R5 (config) #  ip policy route-map GUEST_TO_BB

 

Step-3. SD-WAN Policy Configuration (Conceptual)

On Cisco SD-WAN (Viptela), Fortinet Secure SD-WAN, or Versa — the principle is the same:

  • Classify apps (ERP, VoIP, Cloud)
  • Define SLA thresholds
  • Apply path preferences


Example: Cisco vManage-style config (pseudo)

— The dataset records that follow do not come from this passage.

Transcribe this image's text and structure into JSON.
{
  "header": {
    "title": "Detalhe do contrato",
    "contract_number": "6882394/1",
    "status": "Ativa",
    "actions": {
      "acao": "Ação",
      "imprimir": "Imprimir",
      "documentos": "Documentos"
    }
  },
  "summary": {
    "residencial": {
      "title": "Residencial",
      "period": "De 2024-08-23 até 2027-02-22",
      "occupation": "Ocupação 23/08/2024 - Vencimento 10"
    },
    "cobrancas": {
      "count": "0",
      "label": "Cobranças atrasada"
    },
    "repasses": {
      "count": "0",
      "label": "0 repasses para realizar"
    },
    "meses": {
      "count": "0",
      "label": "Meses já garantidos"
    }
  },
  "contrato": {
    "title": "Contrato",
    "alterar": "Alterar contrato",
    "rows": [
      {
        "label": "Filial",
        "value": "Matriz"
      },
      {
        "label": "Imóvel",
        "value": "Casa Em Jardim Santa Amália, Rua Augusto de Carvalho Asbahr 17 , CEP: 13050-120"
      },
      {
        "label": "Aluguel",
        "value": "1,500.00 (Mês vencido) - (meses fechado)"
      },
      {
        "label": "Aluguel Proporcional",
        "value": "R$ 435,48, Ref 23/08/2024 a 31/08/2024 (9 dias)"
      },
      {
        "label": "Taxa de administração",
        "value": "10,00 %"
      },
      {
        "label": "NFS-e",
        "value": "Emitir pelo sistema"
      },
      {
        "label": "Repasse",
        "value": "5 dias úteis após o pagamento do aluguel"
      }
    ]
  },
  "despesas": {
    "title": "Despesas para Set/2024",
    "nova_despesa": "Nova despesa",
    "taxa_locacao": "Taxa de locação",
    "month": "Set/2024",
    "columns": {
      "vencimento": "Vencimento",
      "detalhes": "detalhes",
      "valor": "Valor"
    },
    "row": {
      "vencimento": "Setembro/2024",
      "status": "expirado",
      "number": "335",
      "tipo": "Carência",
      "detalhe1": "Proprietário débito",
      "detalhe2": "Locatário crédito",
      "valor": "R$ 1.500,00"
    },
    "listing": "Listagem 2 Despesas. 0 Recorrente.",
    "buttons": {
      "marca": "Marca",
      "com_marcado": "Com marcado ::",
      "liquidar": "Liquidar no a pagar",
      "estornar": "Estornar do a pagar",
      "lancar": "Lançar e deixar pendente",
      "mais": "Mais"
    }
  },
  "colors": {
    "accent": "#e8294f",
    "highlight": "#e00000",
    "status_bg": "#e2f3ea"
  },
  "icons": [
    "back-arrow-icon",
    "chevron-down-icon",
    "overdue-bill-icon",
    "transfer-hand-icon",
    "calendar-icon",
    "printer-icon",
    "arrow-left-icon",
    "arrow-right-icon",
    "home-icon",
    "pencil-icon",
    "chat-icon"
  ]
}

Vmanage (config)# policy data-policy APP-ROUTING

Vmanage (config)#  sequence 10

Vmanage (config)#   match application ERP

Vmanage (config)#   action prefer MPLS

Vmanage (config)#  sequence 20

Vmanage (config)#   match application VoIP

Vmanage (config)#   action prefer-lowest-latency

Vmanage (config)#  sequence 30

Vmanage (config)#   match application O365 Salesforce

  Vmanage (config)# action local-internet-breakout

Vmanage (config)#  default-action pass

 

Vmanage (config)# policy sla-classes

Vmanage (config)#  class MPLS-SLA

Vmanage (config)#   latency 150

 Vmanage (config)#  loss 1

 Vmanage (config)#  jitter 30

Vmanage (config)#  class VoIP-SLA

 Vmanage (config)#  latency 100

Vmanage (config)#   loss 0.5

Vmanage (config)#   jitter 20

Vmanage (config)# apply-policy site-list ALL_BRANCHES data-policy APP-ROUTING


Summary:

In today’s global enterprise networks, performance, security and flexibility are key to meeting multiple application and compliance requirements. Take ShopWorld Inc..—a global retail company with HQ in New York and branches in Chicago, London and Mumbai—as an example. We can see how a network architect can combine VRF Lite, Policy-Based Routing (PBR) and SD-WAN to build an optimized hybrid WAN. The architecture ensures critical ERP traffic always takes low-latency MPLS links, guest Wi-Fi is isolated on broadband, VoIP follows the path with the best real-time performance, and cloud applications like Office 365 break out locally for speed. VRF Lite provides strong logical segmentation, keeping Finance traffic separate from corporate and guest networks. PBR enforces site-specific static routing policies like ERP-to-MPLS and guest-to-broadband even in smaller branches without full SD-WAN. SD-WAN overlays the entire WAN fabric, centrally manages traffic flows, dynamically adjusts routes based on link health and optimizes cloud connectivity. Together these technologies deliver a robust, secure and agile WAN that meets operational and regulatory requirements in a distributed multi-branch environment. This integrated design not only maximizes application performance but also simplifies policy enforcement, it’s a blueprint for future-proof networking.